Personal information
- Full name: Georgi Vasilev Kakalov
- Date of birth: 18 July 1984 (age 40)
- Place of birth: Gotse Delchev, Bulgaria
- Height: 1.80 m (5 ft 11 in)
- Position(s): Forward

Senior career*
- Years: Team / Apps / (Gls)
- 2002–2004: Litex Lovech / 3 / (0)
- 2003: → Belite orli (loan) / 25 / (17)
- 2004: → Vidima-Rakovski (loan) / 8 / (1)
- 2005: Spartak Pleven / 11 / (0)
- 2005–2008: Botev Plovdiv / 58 / (12)
- 2008–2010: Dinamo Minsk / 10 / (0)
- 2009: → Cherno More (loan) / 19 / (6)
- 2010: → Olympiakos Nicosia (loan) / 12 / (5)
- 2010: Astra Ploieşti / 0 / (0)
- 2010: Botev Plovdiv / 8 / (6)
- 2011: Pirin Blagoevgrad / 0 / (0)
- 2011: Vidima-Rakovski / 12 / (1)
- 2012: Etar 1924 / 10 / (4)
- 2012: Shumen 2010 / 6 / (0)
- 2013: Haskovo / 6 / (1)
- 2013: Botev Vratsa / 6 / (0)
- 2014: FK Turnovo / 9 / (1)
- 2014: Oborishte / 9 / (2)
- 2015: Panelefsiniakos F.C. / ? / (?)
- 2015: Lokomotiv Mezdra / 15 / (2)
- 2016: Ergene Velimeşe Spor / ? / (?)
- 2016: Omonia Aradippou / 0 / (0)
- 2017: Litex Lovech / 2 / (3)
- 2017–2018: Borislav Parvomay

International career
- 2008: Bulgaria / 1 / (0)

= Georgi Kakalov (footballer) =

Bulgarian footballer

Georgi Kakalov (Георги Какалов; born 18 July 1984) is a Bulgarian former footballer.

==Career==
The then 18-year-old subsequently went to Litex Lovech.

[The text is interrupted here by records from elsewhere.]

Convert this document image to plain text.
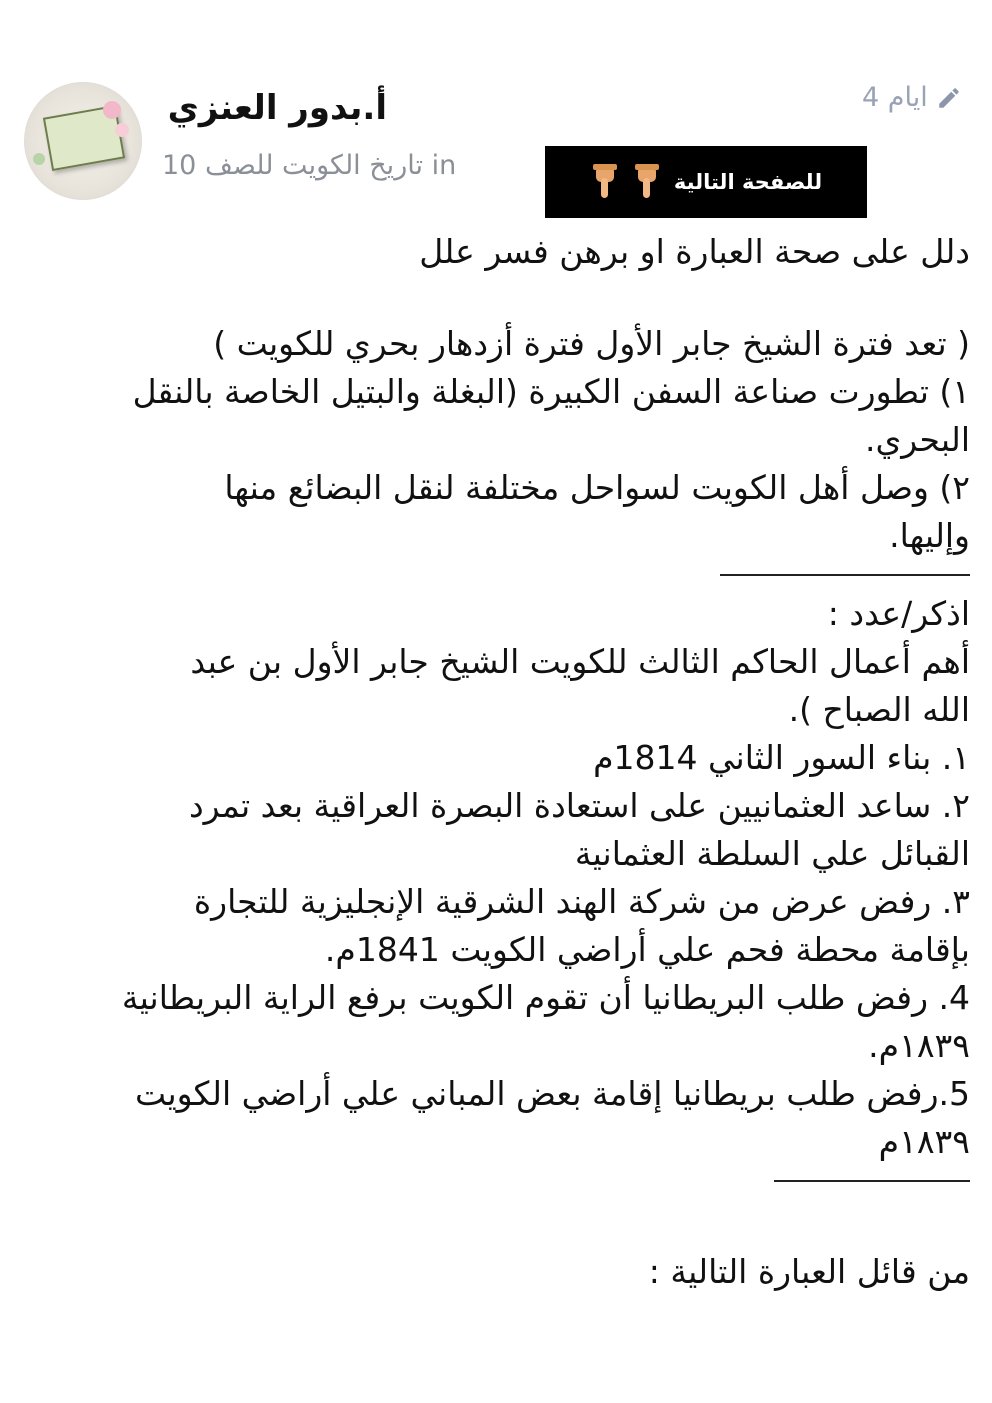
أ.بدور العنزي
تاريخ الكويت للصف 10 in
4 ايام
للصفحة التالية
دلل على صحة العبارة او برهن فسر علل
( تعد فترة الشيخ جابر الأول فترة أزدهار بحري للكويت )
١) تطورت صناعة السفن الكبيرة (البغلة والبتيل الخاصة بالنقل
البحري.
٢) وصل أهل الكويت لسواحل مختلفة لنقل البضائع منها
وإليها.
اذكر/عدد :
أهم أعمال الحاكم الثالث للكويت الشيخ جابر الأول بن عبد
الله الصباح ).
١. بناء السور الثاني 1814م
٢. ساعد العثمانيين على استعادة البصرة العراقية بعد تمرد
القبائل علي السلطة العثمانية
٣. رفض عرض من شركة الهند الشرقية الإنجليزية للتجارة
بإقامة محطة فحم علي أراضي الكويت 1841م.
4. رفض طلب البريطانيا أن تقوم الكويت برفع الراية البريطانية
١٨٣٩م.
5.رفض طلب بريطانيا إقامة بعض المباني علي أراضي الكويت
١٨٣٩م
من قائل العبارة التالية :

For two years he stayed at Litex but only played in three games. In the 2003–04 season, Kakalov was loaned to Vidima-Rakovski Sevlievo, then to Belite orli. From January 2005 to June 2005 Kakalov played for Spartak Pleven.Since the start of season 2005–06 was playing for Botev Plovdiv

He moved to Belarusian side Dinamo Minsk in 2008. On 8 January 2009 he was loaned for 6 months to Cherno More Varna and then loaned from February 2010 to Olympiakos Nicosia.

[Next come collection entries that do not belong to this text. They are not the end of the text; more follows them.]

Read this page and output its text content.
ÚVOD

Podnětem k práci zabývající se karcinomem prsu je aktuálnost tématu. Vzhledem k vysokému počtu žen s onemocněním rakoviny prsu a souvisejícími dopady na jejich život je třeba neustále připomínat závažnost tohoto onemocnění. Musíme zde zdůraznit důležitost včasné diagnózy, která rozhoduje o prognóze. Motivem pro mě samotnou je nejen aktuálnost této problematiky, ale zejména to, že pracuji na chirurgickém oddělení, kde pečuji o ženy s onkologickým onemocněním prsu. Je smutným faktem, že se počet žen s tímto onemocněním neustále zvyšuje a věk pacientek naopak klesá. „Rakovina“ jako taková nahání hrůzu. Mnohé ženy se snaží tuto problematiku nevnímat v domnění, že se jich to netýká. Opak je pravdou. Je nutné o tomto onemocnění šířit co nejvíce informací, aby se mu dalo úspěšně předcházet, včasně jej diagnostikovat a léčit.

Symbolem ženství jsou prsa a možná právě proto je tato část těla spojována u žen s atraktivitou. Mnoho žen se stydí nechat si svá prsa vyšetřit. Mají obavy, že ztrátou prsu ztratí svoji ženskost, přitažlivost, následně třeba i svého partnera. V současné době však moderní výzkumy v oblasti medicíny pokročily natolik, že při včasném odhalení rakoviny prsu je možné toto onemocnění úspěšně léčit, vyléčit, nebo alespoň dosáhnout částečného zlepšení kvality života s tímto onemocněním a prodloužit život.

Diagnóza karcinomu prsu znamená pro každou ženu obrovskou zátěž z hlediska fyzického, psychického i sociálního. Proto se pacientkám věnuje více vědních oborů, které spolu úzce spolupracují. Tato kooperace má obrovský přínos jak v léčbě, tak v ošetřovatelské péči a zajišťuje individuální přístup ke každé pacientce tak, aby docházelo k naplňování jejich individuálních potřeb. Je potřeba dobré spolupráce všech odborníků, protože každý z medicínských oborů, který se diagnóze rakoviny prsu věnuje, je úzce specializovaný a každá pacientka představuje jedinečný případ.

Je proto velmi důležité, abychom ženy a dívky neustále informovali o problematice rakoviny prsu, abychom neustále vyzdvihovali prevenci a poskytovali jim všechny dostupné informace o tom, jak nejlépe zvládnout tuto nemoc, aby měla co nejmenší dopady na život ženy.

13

On 21 June 2010, he signed with Liga I team Astra Ploieşti as a free agent.

In July 2017, Kakalov joined Third League club Borislav Parvomay.

==International career==
He is a former member of the Bulgaria U21 side. Kakalov made his debut for Bulgaria national football team on 26 March 2008 in the 2:1 home win against Finland.